En effet, il résulte des pièces versées aux débats que :

- Monsieur Faure a été révoqué de ses mandats de membre du directoire et de directeur général de la société Siparex, pour des motifs tenant au défaut d'exécution loyale de ses obligations à l'égard de cette société, rendant impossible l'exécution de la mission confiée à la société Sogefip de direction et de développement du pôle Venture Capital du groupe Siparex (articles 1 et 2.2 du contrat),

- il a tenu des propos déplacés auprès de Monsieur Rodarie, coprésident du directoire de la société Siparex, ainsi qu'auprès de Monsieur Boisson de Chazournes à propos d'un autre collaborateur du groupe Siparex,

- il a manifesté son opposition fondamentale au projet de réorganisation de la société Siparex, émanant de son président Monsieur Rambaud, en adoptant une attitude et un comportement affectant l'intérêt social de la société Siparex. En effet, lors de la réunion du conseil de surveillance du 16 avril 2014, il a mis en cause le projet de Monsieur Rambaud, en présence du président du directoire de la société La Française, partenaire commercial de premier plan du groupe Siparex, remettant à cette occasion, sans en avoir préalablement informé Monsieur Rambaud, un document écrit destiné à faire acter son opposition au projet d'évolution de la gouvernance de la société Siparex.

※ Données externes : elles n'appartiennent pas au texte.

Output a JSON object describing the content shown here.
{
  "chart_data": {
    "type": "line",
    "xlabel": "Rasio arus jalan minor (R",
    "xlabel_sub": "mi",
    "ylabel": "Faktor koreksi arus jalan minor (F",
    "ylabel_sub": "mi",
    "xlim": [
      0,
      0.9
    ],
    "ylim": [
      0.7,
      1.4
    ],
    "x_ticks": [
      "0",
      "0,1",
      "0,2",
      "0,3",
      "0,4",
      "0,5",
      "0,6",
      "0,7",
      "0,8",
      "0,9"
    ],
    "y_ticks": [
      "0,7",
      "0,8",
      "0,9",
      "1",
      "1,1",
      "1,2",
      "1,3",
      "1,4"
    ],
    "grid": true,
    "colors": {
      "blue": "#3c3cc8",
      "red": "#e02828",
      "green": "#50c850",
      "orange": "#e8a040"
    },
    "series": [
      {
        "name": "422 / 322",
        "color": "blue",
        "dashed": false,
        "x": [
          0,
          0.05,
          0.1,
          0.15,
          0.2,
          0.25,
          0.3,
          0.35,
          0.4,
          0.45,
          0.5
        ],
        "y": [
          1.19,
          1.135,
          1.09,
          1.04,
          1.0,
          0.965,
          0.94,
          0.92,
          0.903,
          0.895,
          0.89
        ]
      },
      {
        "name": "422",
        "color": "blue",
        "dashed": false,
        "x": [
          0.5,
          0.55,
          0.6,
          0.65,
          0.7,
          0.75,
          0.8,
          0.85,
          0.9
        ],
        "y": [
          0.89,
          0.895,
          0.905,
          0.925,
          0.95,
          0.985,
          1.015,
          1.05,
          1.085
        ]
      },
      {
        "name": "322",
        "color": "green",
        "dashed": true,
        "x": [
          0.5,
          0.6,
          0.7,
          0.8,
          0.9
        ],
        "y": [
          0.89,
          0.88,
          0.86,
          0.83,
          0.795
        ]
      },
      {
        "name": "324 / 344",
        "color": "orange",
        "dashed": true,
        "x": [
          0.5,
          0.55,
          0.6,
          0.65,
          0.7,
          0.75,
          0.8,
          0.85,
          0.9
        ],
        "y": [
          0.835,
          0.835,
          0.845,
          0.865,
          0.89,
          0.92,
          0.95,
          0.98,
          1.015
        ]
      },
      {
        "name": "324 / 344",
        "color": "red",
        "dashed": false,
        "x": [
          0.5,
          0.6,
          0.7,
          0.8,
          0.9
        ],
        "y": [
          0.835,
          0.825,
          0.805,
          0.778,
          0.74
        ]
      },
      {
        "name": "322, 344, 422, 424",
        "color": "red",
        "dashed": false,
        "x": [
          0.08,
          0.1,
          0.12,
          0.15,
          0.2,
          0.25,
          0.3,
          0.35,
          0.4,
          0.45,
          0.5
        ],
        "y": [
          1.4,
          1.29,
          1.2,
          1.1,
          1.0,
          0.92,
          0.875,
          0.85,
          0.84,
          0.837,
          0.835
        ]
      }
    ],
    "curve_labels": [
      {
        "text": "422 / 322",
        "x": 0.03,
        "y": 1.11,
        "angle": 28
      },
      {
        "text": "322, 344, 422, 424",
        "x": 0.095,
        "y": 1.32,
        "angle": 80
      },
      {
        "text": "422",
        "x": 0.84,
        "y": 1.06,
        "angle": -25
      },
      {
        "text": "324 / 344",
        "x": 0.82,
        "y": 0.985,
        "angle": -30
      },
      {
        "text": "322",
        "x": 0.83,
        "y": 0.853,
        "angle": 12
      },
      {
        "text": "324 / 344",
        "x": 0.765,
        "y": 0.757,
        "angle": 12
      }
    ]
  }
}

Ces manquements répétés aux règles de bonne conduite du groupe Siparex par M. Faure, qui s'identifiait à sa société Sogefip, constituent une défaillance dans une obligation essentielle du contrat de prestation de services de nature à compromettre son exécution, et une faute d'une gravité suffisante pour justifier la rupture des relations commerciales établies, sans préavis.

Il y a donc lieu de rejeter les demandes formées par la société Sogefip pour rupture brutale des relations commerciales établies.

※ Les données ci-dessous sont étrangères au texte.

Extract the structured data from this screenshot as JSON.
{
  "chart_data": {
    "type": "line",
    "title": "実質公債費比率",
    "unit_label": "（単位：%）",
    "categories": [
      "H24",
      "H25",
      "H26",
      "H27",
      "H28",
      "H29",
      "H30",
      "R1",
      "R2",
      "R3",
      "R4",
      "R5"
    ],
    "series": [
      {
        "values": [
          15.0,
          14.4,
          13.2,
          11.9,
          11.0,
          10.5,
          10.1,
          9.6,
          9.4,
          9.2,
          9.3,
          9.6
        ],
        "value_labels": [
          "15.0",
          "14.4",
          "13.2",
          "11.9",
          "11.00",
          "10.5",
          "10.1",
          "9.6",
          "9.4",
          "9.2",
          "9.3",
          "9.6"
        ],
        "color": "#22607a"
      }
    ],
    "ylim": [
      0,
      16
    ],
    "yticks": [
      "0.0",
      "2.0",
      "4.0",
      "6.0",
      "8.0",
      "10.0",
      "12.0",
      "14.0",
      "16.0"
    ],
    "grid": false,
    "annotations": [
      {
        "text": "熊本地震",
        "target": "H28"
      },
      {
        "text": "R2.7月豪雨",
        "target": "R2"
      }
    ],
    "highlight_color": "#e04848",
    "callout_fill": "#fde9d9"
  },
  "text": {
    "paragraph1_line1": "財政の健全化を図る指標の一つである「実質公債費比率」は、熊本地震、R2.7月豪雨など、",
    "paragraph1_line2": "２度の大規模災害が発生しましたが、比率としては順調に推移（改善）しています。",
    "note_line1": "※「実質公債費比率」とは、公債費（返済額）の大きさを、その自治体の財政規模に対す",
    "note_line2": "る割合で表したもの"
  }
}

Le jugement déféré doit dès lors être confirmé sur ce point.

Sur l'appel incident de la société SPI au titre de sa demande reconventionnelle

Sollicitant l'infirmation du jugement entrepris sur ce point, la société SPI sollicite la condamnation de la société Sogefip à lui payer la somme de 50 000 euros à titre de procédure abusive.

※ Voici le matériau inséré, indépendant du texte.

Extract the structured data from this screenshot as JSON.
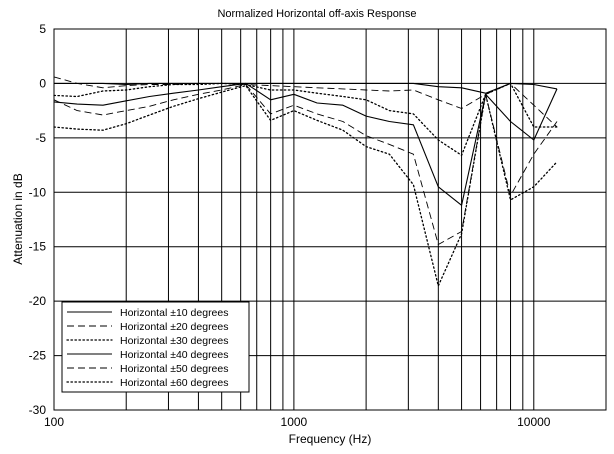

La Sogefip réplique que la demande formée de ce chef par la société SPI n'est pas sérieuse et en sollicite le débouté.

Le droit d'ester en justice étant un droit fondamental, ce n'est que dans des conditions exceptionnelles qu'il peut dégénérer en abus de droit. Ces circonstances ne sont pas réunies ici, en l'absence de démonstration que l'action était manifestement infondée et intentée dans l'intention de nuire.

Le jugement entrepris sera donc confirmé en ce qu'il a rejeté cette demande.

Sur les dépens et frais irrépétibles

La société Sogefip succombant au principal sera condamnée aux dépens de l'instance d'appel ainsi qu'à payer à la société Siparex la somme de 15 000 euros au titre de l'article 700 du Code de procédure civile.

Par ces motifs LA COUR, Confirme le jugement entrepris, Condamne la société Sogefip aux dépens de l'instance d'appel, qui seront recouvrés selon les dispositions de l'article 699 du Code de procédure civile ; Condamne la société Sogefip à payer à la société Siparex la somme de 15'000 euros au titre de l'article 700 du Code de procédure civile.